And then there was one. Less.
I figured when Donald Trump and Ted Cruz fattened their respective leads that there was slim chance Chris Christie would have the stomach to go on, and sure enough, the White Whale is no more. The Bobby Baccala of politics has finally done in the presidential race what his gut does in tight shirts and dropped out. He recently held a press conference to announce that just like in real life, he’s not running, but caused nervousness among the pack of reporters in attendance by being over an hour late.
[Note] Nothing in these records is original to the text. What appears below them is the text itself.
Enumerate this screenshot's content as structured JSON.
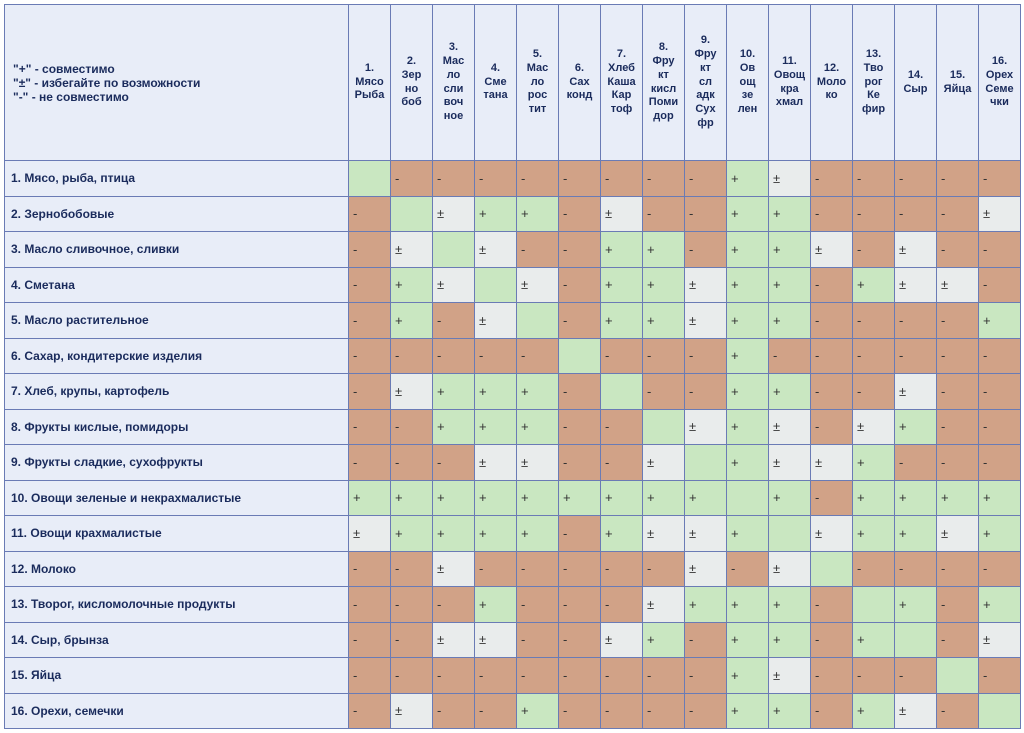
{
  "legend": {
    "plus": "\"+\" - совместимо",
    "pm": "\"±\" - избегайте по возможности",
    "minus": "\"-\" - не совместимо"
  },
  "colors": {
    "plus": "#c9e7c1",
    "minus": "#d1a287",
    "pm": "#e9ecec",
    "diag": "#c9e7c1",
    "header_bg": "#e8edf8",
    "border": "#6a7bb5"
  },
  "cell_font_size": 13,
  "header_font_size": 11,
  "rowlabel_font_size": 12,
  "columns": [
    {
      "num": "1.",
      "lines": [
        "Мясо",
        "Рыба"
      ]
    },
    {
      "num": "2.",
      "lines": [
        "Зер",
        "но",
        "боб"
      ]
    },
    {
      "num": "3.",
      "lines": [
        "Мас",
        "ло",
        "сли",
        "воч",
        "ное"
      ]
    },
    {
      "num": "4.",
      "lines": [
        "Сме",
        "тана"
      ]
    },
    {
      "num": "5.",
      "lines": [
        "Мас",
        "ло",
        "рос",
        "тит"
      ]
    },
    {
      "num": "6.",
      "lines": [
        "Сах",
        "конд"
      ]
    },
    {
      "num": "7.",
      "lines": [
        "Хлеб",
        "Каша",
        "Кар",
        "тоф"
      ]
    },
    {
      "num": "8.",
      "lines": [
        "Фру",
        "кт",
        "кисл",
        "Поми",
        "дор"
      ]
    },
    {
      "num": "9.",
      "lines": [
        "Фру",
        "кт",
        "сл",
        "адк",
        "Сух",
        "фр"
      ]
    },
    {
      "num": "10.",
      "lines": [
        "Ов",
        "ощ",
        "зе",
        "лен"
      ]
    },
    {
      "num": "11.",
      "lines": [
        "Овощ",
        "кра",
        "хмал"
      ]
    },
    {
      "num": "12.",
      "lines": [
        "Моло",
        "ко"
      ]
    },
    {
      "num": "13.",
      "lines": [
        "Тво",
        "рог",
        "Ке",
        "фир"
      ]
    },
    {
      "num": "14.",
      "lines": [
        "Сыр"
      ]
    },
    {
      "num": "15.",
      "lines": [
        "Яйца"
      ]
    },
    {
      "num": "16.",
      "lines": [
        "Орех",
        "Семе",
        "чки"
      ]
    }
  ],
  "rows": [
    "1. Мясо, рыба, птица",
    "2. Зернобобовые",
    "3. Масло сливочное, сливки",
    "4. Сметана",
    "5. Масло растительное",
    "6. Сахар, кондитерские изделия",
    "7. Хлеб, крупы, картофель",
    "8. Фрукты кислые, помидоры",
    "9. Фрукты сладкие, сухофрукты",
    "10. Овощи зеленые и некрахмалистые",
    "11. Овощи крахмалистые",
    "12. Молоко",
    "13. Творог, кисломолочные продукты",
    "14. Сыр, брынза",
    "15. Яйца",
    "16. Орехи, семечки"
  ],
  "matrix": [
    [
      "",
      "-",
      "-",
      "-",
      "-",
      "-",
      "-",
      "-",
      "-",
      "+",
      "±",
      "-",
      "-",
      "-",
      "-",
      "-"
    ],
    [
      "-",
      "",
      "±",
      "+",
      "+",
      "-",
      "±",
      "-",
      "-",
      "+",
      "+",
      "-",
      "-",
      "-",
      "-",
      "±"
    ],
    [
      "-",
      "±",
      "",
      "±",
      "-",
      "-",
      "+",
      "+",
      "-",
      "+",
      "+",
      "±",
      "-",
      "±",
      "-",
      "-"
    ],
    [
      "-",
      "+",
      "±",
      "",
      "±",
      "-",
      "+",
      "+",
      "±",
      "+",
      "+",
      "-",
      "+",
      "±",
      "±",
      "-"
    ],
    [
      "-",
      "+",
      "-",
      "±",
      "",
      "-",
      "+",
      "+",
      "±",
      "+",
      "+",
      "-",
      "-",
      "-",
      "-",
      "+"
    ],
    [
      "-",
      "-",
      "-",
      "-",
      "-",
      "",
      "-",
      "-",
      "-",
      "+",
      "-",
      "-",
      "-",
      "-",
      "-",
      "-"
    ],
    [
      "-",
      "±",
      "+",
      "+",
      "+",
      "-",
      "",
      "-",
      "-",
      "+",
      "+",
      "-",
      "-",
      "±",
      "-",
      "-"
    ],
    [
      "-",
      "-",
      "+",
      "+",
      "+",
      "-",
      "-",
      "",
      "±",
      "+",
      "±",
      "-",
      "±",
      "+",
      "-",
      "-"
    ],
    [
      "-",
      "-",
      "-",
      "±",
      "±",
      "-",
      "-",
      "±",
      "",
      "+",
      "±",
      "±",
      "+",
      "-",
      "-",
      "-"
    ],
    [
      "+",
      "+",
      "+",
      "+",
      "+",
      "+",
      "+",
      "+",
      "+",
      "",
      "+",
      "-",
      "+",
      "+",
      "+",
      "+"
    ],
    [
      "±",
      "+",
      "+",
      "+",
      "+",
      "-",
      "+",
      "±",
      "±",
      "+",
      "",
      "±",
      "+",
      "+",
      "±",
      "+"
    ],
    [
      "-",
      "-",
      "±",
      "-",
      "-",
      "-",
      "-",
      "-",
      "±",
      "-",
      "±",
      "",
      "-",
      "-",
      "-",
      "-"
    ],
    [
      "-",
      "-",
      "-",
      "+",
      "-",
      "-",
      "-",
      "±",
      "+",
      "+",
      "+",
      "-",
      "",
      "+",
      "-",
      "+"
    ],
    [
      "-",
      "-",
      "±",
      "±",
      "-",
      "-",
      "±",
      "+",
      "-",
      "+",
      "+",
      "-",
      "+",
      "",
      "-",
      "±"
    ],
    [
      "-",
      "-",
      "-",
      "-",
      "-",
      "-",
      "-",
      "-",
      "-",
      "+",
      "±",
      "-",
      "-",
      "-",
      "",
      "-"
    ],
    [
      "-",
      "±",
      "-",
      "-",
      "+",
      "-",
      "-",
      "-",
      "-",
      "+",
      "+",
      "-",
      "+",
      "±",
      "-",
      ""
    ]
  ]
}
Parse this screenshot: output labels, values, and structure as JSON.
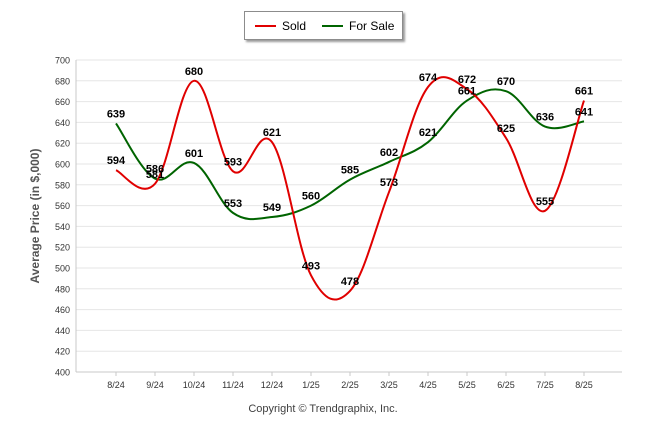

When the blimp arrived ironically by car, Christie explained that he would have been on time, but he got stuck in traffic on the way over.
How doubly ironic, since that was precisely the issue which lost the Ryan Brothers’ long-lost triplet the potential Republican nomination in the first place: Christie’s manufactured car jam (*See the award-winning Spew “Fat Fuck Fumbles Nomination”). Two years ago it looked like the other Republican candidates had a better chance of beating Christie in a pie-eating contest than a bid for the nomination, but one well-publicized strong-arm tactic from that goomba and he was done. Well-done. Who could have imagined he’d be the kind of guy who would want to have his cake and eat it too?
But the fat really hit the fan when Trump entered the race and cornered the market on political blowhards. Suddenly Christie didn’t have anything that made him stand out other than his morbid obesity. Even his major campaign donors like Ronald McDonald and Colonel Sanders began to withdraw support. Finally, even Jared from Subway walked away, and that’s when Christie truly knew it was over.
So now Christie will be ridden off into the sunset, and thus sadly never get to fulfill his lifelong presidential ambition: to pardon a record-breaking amount of Thanksgiving turkeys only to have them mysteriously disappear.
During the sorrow that this heartbreaking announcement has elicited, there have been several political pundits who have ambitiously attempted to weigh-in and put it into proper perspective. It was Christie’s wife Ms. Piggy though who made the most poignant haiku-style observation about her husband when she told reporters, “He’s a fat fuck and I fuck fat.” Indeed. She would have made a fine first lady.
Asked for his opinion about the unraveling of his presidential aspirations, Christie deemed the decision to cancel his campaign, “Really tough to swallow, unlike anything edible within my reach.”